Riscendiamo le scale e facciamo per uscire all’esterno. In un angolo della palestra troviamo due siringhe recentemente utilizzate. E tutto questo accade con una porta aperta, che offre l’accesso all’interno di una struttura fatiscente e pericolosa.

All’esterno lo scenario è uguale. Rifiuti ovunque, i resti dell’incendio – rifiuti evidentemente speciali – lasciati a cielo aperto, una panchina di ciò che resta del campo di calcetto a terra. Distrutta.

Tra passato e futuro. “Siamo fermi a tre anni fa, e l’incendio di questa estate ha dato il colpo di grazia”. Schiavone racconta quello che sono stati i mesi dal 2015 ad oggi. “Era più o meno la scorsa primavera quando ho portato qui alcuni componenti dell’attuale amministrazione comunale: il solo Marco Colazza ha tentato di risolvere il problema, senza trovare la necessaria collaborazione”. A chiudere le porte ha dovuto pensarci l’associazione, ma sono durate soltanto una settimana.

Oscure ancora le cause delle fiamme di tre anni fa. “Al momento dell’incendio, io ero dentro per tentare di salvare il salvabile, il quadro elettrico era perfettamente funzionante, perché si trovava dal lato opposto del fuoco.
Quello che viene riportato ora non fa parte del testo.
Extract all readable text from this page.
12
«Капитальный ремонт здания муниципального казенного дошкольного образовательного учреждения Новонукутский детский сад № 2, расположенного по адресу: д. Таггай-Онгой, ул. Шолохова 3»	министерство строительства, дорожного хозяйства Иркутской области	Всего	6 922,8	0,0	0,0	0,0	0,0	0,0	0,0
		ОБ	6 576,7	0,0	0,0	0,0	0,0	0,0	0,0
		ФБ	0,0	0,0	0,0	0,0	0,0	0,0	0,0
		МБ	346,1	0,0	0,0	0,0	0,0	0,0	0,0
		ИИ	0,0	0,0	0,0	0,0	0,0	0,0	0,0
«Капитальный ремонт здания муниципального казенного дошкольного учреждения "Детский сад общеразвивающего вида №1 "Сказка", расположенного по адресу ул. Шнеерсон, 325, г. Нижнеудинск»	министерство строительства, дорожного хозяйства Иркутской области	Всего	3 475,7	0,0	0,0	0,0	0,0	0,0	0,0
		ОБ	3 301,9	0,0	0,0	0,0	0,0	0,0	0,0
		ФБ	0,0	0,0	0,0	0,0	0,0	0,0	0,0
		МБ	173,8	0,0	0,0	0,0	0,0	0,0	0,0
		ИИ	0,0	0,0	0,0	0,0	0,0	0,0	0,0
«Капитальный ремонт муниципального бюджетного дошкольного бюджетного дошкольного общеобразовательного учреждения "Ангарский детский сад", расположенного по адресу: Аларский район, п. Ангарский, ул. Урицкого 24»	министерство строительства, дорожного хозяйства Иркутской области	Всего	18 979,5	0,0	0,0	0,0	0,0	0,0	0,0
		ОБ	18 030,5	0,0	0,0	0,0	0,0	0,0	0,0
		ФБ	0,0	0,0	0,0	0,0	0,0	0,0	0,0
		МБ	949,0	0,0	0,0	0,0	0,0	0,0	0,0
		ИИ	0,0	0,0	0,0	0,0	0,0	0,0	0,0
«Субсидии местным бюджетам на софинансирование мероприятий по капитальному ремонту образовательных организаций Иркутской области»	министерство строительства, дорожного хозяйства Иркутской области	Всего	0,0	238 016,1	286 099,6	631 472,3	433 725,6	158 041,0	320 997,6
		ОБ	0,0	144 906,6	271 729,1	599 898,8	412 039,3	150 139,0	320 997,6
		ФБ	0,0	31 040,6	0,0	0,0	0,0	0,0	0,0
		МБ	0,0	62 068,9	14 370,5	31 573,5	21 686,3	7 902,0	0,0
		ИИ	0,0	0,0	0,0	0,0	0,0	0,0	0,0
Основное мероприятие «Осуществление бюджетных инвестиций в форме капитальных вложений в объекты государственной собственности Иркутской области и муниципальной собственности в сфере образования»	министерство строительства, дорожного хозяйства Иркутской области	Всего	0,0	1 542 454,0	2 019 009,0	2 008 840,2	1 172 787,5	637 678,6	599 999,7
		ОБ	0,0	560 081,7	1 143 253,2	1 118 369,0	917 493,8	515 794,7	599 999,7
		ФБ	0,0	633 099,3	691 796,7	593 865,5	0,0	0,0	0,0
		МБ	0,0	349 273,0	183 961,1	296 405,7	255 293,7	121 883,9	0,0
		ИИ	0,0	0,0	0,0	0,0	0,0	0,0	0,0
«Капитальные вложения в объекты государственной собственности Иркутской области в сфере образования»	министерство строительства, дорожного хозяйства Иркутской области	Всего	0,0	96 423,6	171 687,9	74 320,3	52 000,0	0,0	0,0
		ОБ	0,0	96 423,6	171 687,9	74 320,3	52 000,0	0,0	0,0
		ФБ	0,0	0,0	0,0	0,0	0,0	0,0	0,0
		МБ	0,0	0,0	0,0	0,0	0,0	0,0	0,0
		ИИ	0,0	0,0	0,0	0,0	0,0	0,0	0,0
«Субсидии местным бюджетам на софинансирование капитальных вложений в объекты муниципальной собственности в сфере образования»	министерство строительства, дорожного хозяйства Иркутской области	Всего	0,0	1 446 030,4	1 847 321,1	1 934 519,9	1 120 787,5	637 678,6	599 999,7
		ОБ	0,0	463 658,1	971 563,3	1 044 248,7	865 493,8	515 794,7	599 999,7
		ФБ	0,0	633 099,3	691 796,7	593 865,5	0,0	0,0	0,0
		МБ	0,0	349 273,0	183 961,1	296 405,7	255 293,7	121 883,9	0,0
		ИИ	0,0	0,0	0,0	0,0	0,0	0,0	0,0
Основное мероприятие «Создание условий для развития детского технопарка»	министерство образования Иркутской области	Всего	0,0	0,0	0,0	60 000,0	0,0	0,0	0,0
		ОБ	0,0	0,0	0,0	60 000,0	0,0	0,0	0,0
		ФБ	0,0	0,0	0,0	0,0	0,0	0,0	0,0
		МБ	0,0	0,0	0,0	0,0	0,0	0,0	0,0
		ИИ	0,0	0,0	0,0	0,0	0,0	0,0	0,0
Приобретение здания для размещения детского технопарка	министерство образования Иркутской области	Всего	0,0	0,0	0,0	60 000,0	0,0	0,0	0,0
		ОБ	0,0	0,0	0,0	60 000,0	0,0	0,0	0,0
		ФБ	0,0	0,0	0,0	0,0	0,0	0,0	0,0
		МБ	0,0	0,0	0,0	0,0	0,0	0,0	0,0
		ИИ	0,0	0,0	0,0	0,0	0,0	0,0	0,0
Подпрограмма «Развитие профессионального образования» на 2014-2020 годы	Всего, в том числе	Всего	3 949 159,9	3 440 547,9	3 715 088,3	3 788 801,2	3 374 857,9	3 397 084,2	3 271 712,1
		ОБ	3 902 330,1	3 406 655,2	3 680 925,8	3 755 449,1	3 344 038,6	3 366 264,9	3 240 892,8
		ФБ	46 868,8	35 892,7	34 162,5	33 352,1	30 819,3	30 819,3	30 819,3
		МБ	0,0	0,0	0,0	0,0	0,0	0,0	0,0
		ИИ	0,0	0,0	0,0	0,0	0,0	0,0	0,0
Non è mai stato trovato il punto di innesco, eppure io resto convinto che si tratta di dolo”.

Da parte del presidente continua la volontà di salvare la palestra. “Richiameremo il Comune, e proporremo, di nuovo, di prenderci carico della situazione”. E’ chiaro che il caso è molto diverso da tre anni fa, quando, probabilmente, sarebbero bastati 150 mila euro. “Sarà molto dura: dovremo rivolgerci al Coni per i fondi speciali destinati alle strutture sportive in periferie disagiate e dovremo chiedere un mutuo al Credito Sportivo”. Oggi, da una prima stima, potrebbero servire più di 400 mila euro.

La situazione è delicatissima, e Schiavone non ha intenzione di fermarsi. “Incuria, gestione amministrativa degli ultimi tre anni, danno erariale, perché questa palestra prima produceva entrate per il Comune, e adesso non può più farlo perché si trova in questo stato. Siamo pronti ad andare alla Procura della Repubblica di Tivoli. A noi hanno chiesto i soldi del canone mentre eravamo con i tubi e con le pompe dell’acqua ad aiutare i Vigili del Fuoco a spegnere l’incendio che ha distrutto tutti i sogni e i progetti della nostra associazione”.

Di fuori un signore conferma le nostre ipotesi. “Ho visto più volte alcune persone entrare ed uscire dalla palestra, sia di sera che di mattina”. Il rischio che la palestra diventi una nuova ex Pennicillina non ci sembra così remoto. La porta resta aperta in Piazza Martiri delle Foibe. Ed è il caso di porre rimedio: perché oggi siamo entrati in due adulti, ma di fronte c’è una scuola. E bambini.